In the late 1990s, Amer also began considering how to translate her vision into an outdoor context, leading her to examine the garden as a new medium and platform. Among her many garden installations is Love Park, which she produced for SITE Santa Fe in 1999 and which explored contradictory descriptions of love throughout history. The installation featured 10 “anti-love seats” designed by Amer that forced couples to sit facing in opposite directions, while reading contradictory quotes placed on sign posts. In 2000, Amer produced Women’s Qualities for the Metropolitan Art Museum in Pusan, South Korea. For the installation, Amer asked men and women to identify words and phrases that they associated with women. She then reproduced the terms, which included “virgin,” “submissive,” and “sexy,” into eight flowerbeds, using a red bloom that only appears two months of the year. Other of Amer’s garden installations have taken a more pointed approach, featuring phrases such as “Today 70% of the poor in the World are Women." As with her embroidered canvases, the often delicate and lovely nature of gardens collides with the harsh realities faced by women.

Today, Amer continues to employ the full spectrum of approaches and media that she has cultivated since the start of her career in the late 1980s, finding new links and opportunities to examine the female voice, body, and experience. Her upcoming presentations capture the incredible diversity and range of her practice and the vitality of her vision and work.

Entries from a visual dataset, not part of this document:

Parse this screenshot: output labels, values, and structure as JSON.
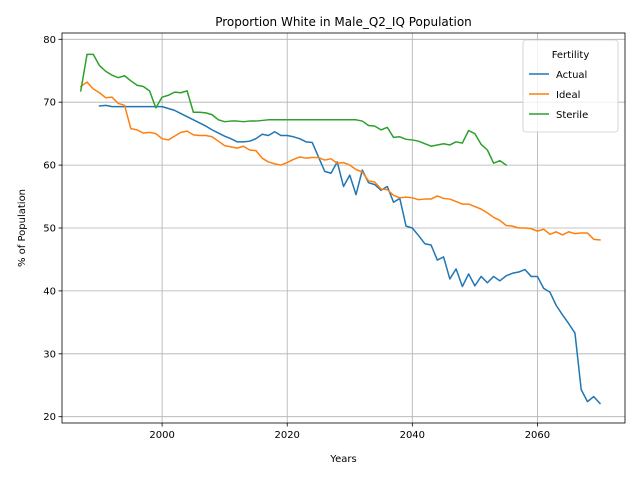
{
  "chart_data": {
    "type": "line",
    "title": "Proportion White in Male_Q2_IQ Population",
    "xlabel": "Years",
    "ylabel": "% of Population",
    "xlim": [
      1984,
      2074
    ],
    "ylim": [
      19,
      81
    ],
    "xticks": [
      2000,
      2020,
      2040,
      2060
    ],
    "yticks": [
      20,
      30,
      40,
      50,
      60,
      70,
      80
    ],
    "grid": true,
    "legend": {
      "title": "Fertility",
      "position": "top-right"
    },
    "series": [
      {
        "name": "Actual",
        "color": "#1f77b4",
        "x": [
          1990,
          1991,
          1992,
          1993,
          1994,
          1995,
          1996,
          1997,
          1998,
          1999,
          2000,
          2001,
          2002,
          2003,
          2004,
          2005,
          2006,
          2007,
          2008,
          2009,
          2010,
          2011,
          2012,
          2013,
          2014,
          2015,
          2016,
          2017,
          2018,
          2019,
          2020,
          2021,
          2022,
          2023,
          2024,
          2025,
          2026,
          2027,
          2028,
          2029,
          2030,
          2031,
          2032,
          2033,
          2034,
          2035,
          2036,
          2037,
          2038,
          2039,
          2040,
          2041,
          2042,
          2043,
          2044,
          2045,
          2046,
          2047,
          2048,
          2049,
          2050,
          2051,
          2052,
          2053,
          2054,
          2055,
          2056,
          2057,
          2058,
          2059,
          2060,
          2061,
          2062,
          2063,
          2064,
          2065,
          2066,
          2067,
          2068,
          2069,
          2070
        ],
        "y": [
          69.4,
          69.5,
          69.3,
          69.3,
          69.3,
          69.3,
          69.3,
          69.3,
          69.3,
          69.3,
          69.3,
          69.0,
          68.7,
          68.2,
          67.7,
          67.2,
          66.7,
          66.2,
          65.6,
          65.1,
          64.6,
          64.2,
          63.7,
          63.7,
          63.8,
          64.2,
          64.9,
          64.7,
          65.3,
          64.7,
          64.7,
          64.5,
          64.2,
          63.7,
          63.6,
          61.3,
          59.0,
          58.7,
          60.5,
          56.6,
          58.4,
          55.3,
          59.2,
          57.2,
          56.9,
          56.0,
          56.6,
          54.1,
          54.7,
          50.3,
          50.0,
          48.8,
          47.5,
          47.3,
          44.9,
          45.4,
          41.9,
          43.5,
          40.7,
          42.7,
          40.8,
          42.3,
          41.3,
          42.3,
          41.6,
          42.4,
          42.8,
          43.0,
          43.4,
          42.3,
          42.3,
          40.4,
          39.8,
          37.7,
          36.2,
          34.8,
          33.3,
          24.3,
          22.4,
          23.2,
          22.1
        ]
      },
      {
        "name": "Ideal",
        "color": "#ff7f0e",
        "x": [
          1987,
          1988,
          1989,
          1990,
          1991,
          1992,
          1993,
          1994,
          1995,
          1996,
          1997,
          1998,
          1999,
          2000,
          2001,
          2002,
          2003,
          2004,
          2005,
          2006,
          2007,
          2008,
          2009,
          2010,
          2011,
          2012,
          2013,
          2014,
          2015,
          2016,
          2017,
          2018,
          2019,
          2020,
          2021,
          2022,
          2023,
          2024,
          2025,
          2026,
          2027,
          2028,
          2029,
          2030,
          2031,
          2032,
          2033,
          2034,
          2035,
          2036,
          2037,
          2038,
          2039,
          2040,
          2041,
          2042,
          2043,
          2044,
          2045,
          2046,
          2047,
          2048,
          2049,
          2050,
          2051,
          2052,
          2053,
          2054,
          2055,
          2056,
          2057,
          2058,
          2059,
          2060,
          2061,
          2062,
          2063,
          2064,
          2065,
          2066,
          2067,
          2068,
          2069,
          2070
        ],
        "y": [
          72.5,
          73.2,
          72.1,
          71.5,
          70.7,
          70.8,
          69.8,
          69.5,
          65.8,
          65.6,
          65.1,
          65.2,
          65.0,
          64.2,
          64.0,
          64.6,
          65.2,
          65.4,
          64.8,
          64.7,
          64.7,
          64.5,
          63.8,
          63.1,
          62.9,
          62.7,
          63.0,
          62.4,
          62.3,
          61.1,
          60.5,
          60.2,
          60.0,
          60.4,
          60.9,
          61.3,
          61.1,
          61.2,
          61.2,
          60.8,
          61.0,
          60.3,
          60.4,
          60.0,
          59.3,
          58.9,
          57.5,
          57.3,
          56.2,
          56.1,
          55.2,
          54.8,
          54.9,
          54.8,
          54.5,
          54.6,
          54.6,
          55.1,
          54.7,
          54.6,
          54.2,
          53.8,
          53.8,
          53.4,
          53.0,
          52.4,
          51.7,
          51.2,
          50.4,
          50.3,
          50.0,
          50.0,
          49.9,
          49.5,
          49.8,
          49.0,
          49.4,
          48.9,
          49.4,
          49.1,
          49.2,
          49.2,
          48.2,
          48.1
        ]
      },
      {
        "name": "Sterile",
        "color": "#2ca02c",
        "x": [
          1987,
          1988,
          1989,
          1990,
          1991,
          1992,
          1993,
          1994,
          1995,
          1996,
          1997,
          1998,
          1999,
          2000,
          2001,
          2002,
          2003,
          2004,
          2005,
          2006,
          2007,
          2008,
          2009,
          2010,
          2011,
          2012,
          2013,
          2014,
          2015,
          2016,
          2017,
          2018,
          2019,
          2020,
          2021,
          2022,
          2023,
          2024,
          2025,
          2026,
          2027,
          2028,
          2029,
          2030,
          2031,
          2032,
          2033,
          2034,
          2035,
          2036,
          2037,
          2038,
          2039,
          2040,
          2041,
          2042,
          2043,
          2044,
          2045,
          2046,
          2047,
          2048,
          2049,
          2050,
          2051,
          2052,
          2053,
          2054,
          2055
        ],
        "y": [
          71.8,
          77.6,
          77.6,
          75.8,
          74.9,
          74.3,
          73.9,
          74.2,
          73.4,
          72.7,
          72.5,
          71.8,
          69.1,
          70.8,
          71.1,
          71.6,
          71.5,
          71.8,
          68.4,
          68.4,
          68.3,
          68.0,
          67.2,
          66.9,
          67.0,
          67.0,
          66.9,
          67.0,
          67.0,
          67.1,
          67.2,
          67.2,
          67.2,
          67.2,
          67.2,
          67.2,
          67.2,
          67.2,
          67.2,
          67.2,
          67.2,
          67.2,
          67.2,
          67.2,
          67.2,
          67.0,
          66.3,
          66.2,
          65.6,
          66.0,
          64.4,
          64.5,
          64.1,
          64.0,
          63.8,
          63.4,
          63.0,
          63.2,
          63.4,
          63.2,
          63.7,
          63.5,
          65.5,
          65.0,
          63.3,
          62.4,
          60.3,
          60.7,
          60.0
        ]
      }
    ]
  }
}
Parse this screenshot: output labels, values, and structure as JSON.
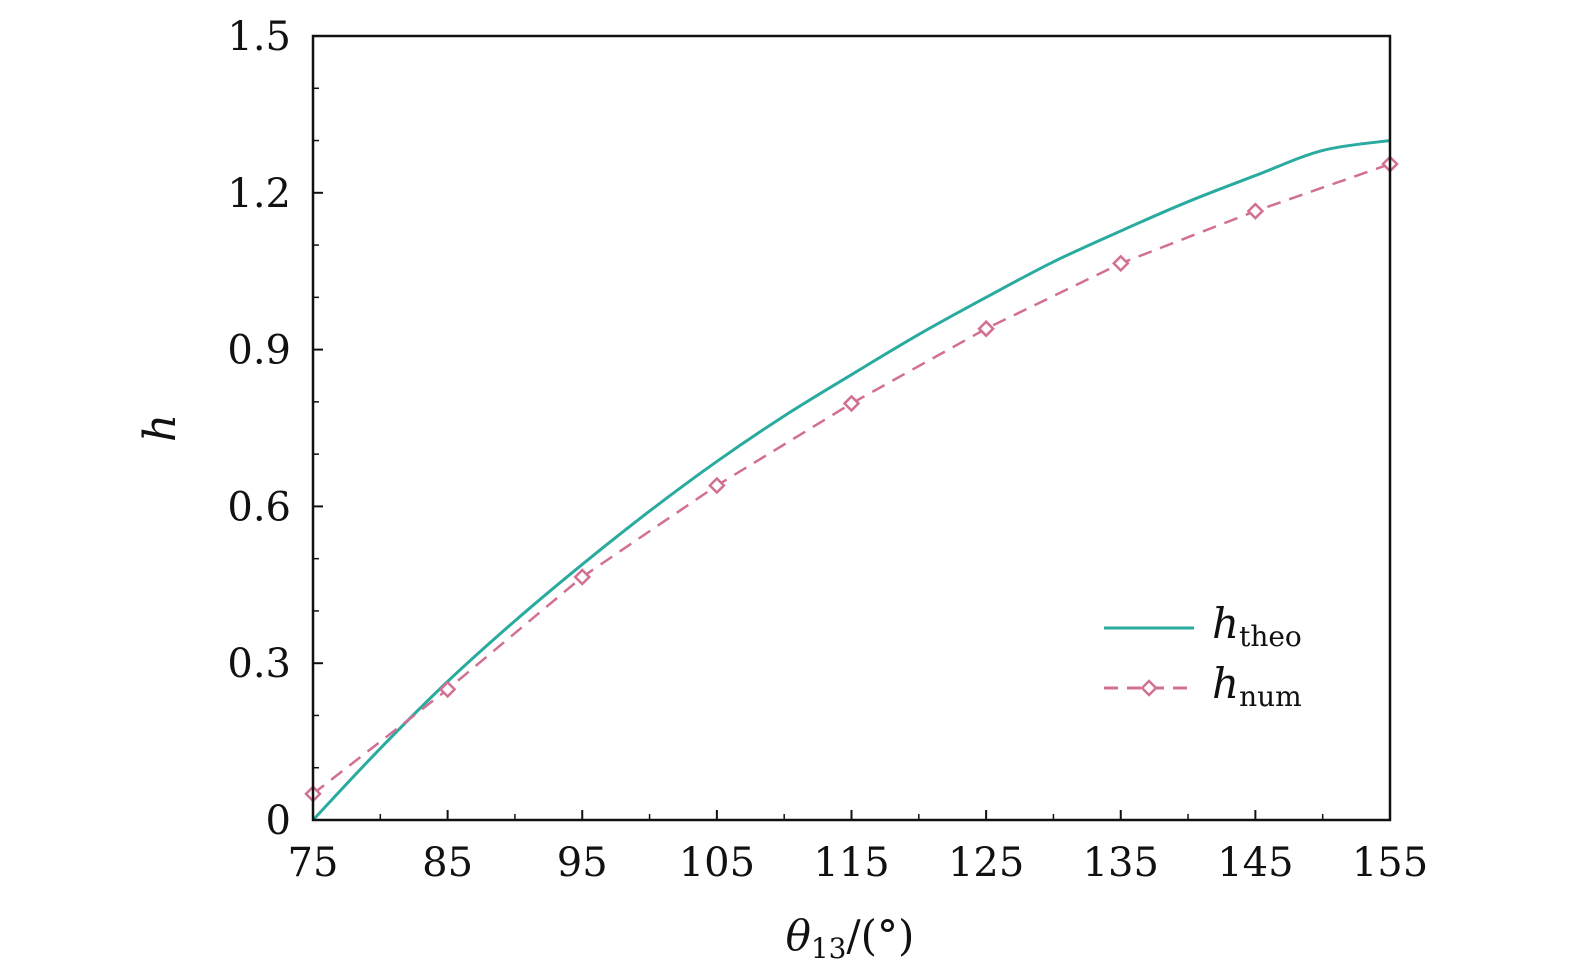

Ghada Amer was born in Cairo in 1963. In 1974, her parents relocated to France to attend school, exposing Amer to a new culture and context. After both her mother and father obtained their Ph.Ds., they moved back to Egypt in 1980. Amer, who obtained her artistic training at Villa Arson, Nice, France, was influenced by her experiences in Europe and in her home country, as well as in the U.S. Since the late 1980s, Amer’s work has been included in a wide range of solo and group exhibitions. In 2008, the Brooklyn Museum hosted the first U.S. survey of Amer’s work, titled Ghada Amer: Love Has No End. Amer has been featured in the Venice Biennale (2007, 2005, 1999), Sydney Biennale (2006), and Whitney Biennale (2000). Her work is held in the public collections of the Art Institute of Chicago (Chicago); Centre Georges Pompidou (Paris); Crystal Bridges Museum of American Art (Bentonville, Arkansas); Guggenheim Museum (Abu Dhabi); and the Minneapolis Institute of Art (Minneapolis); among many others. She currently lives and works in New York.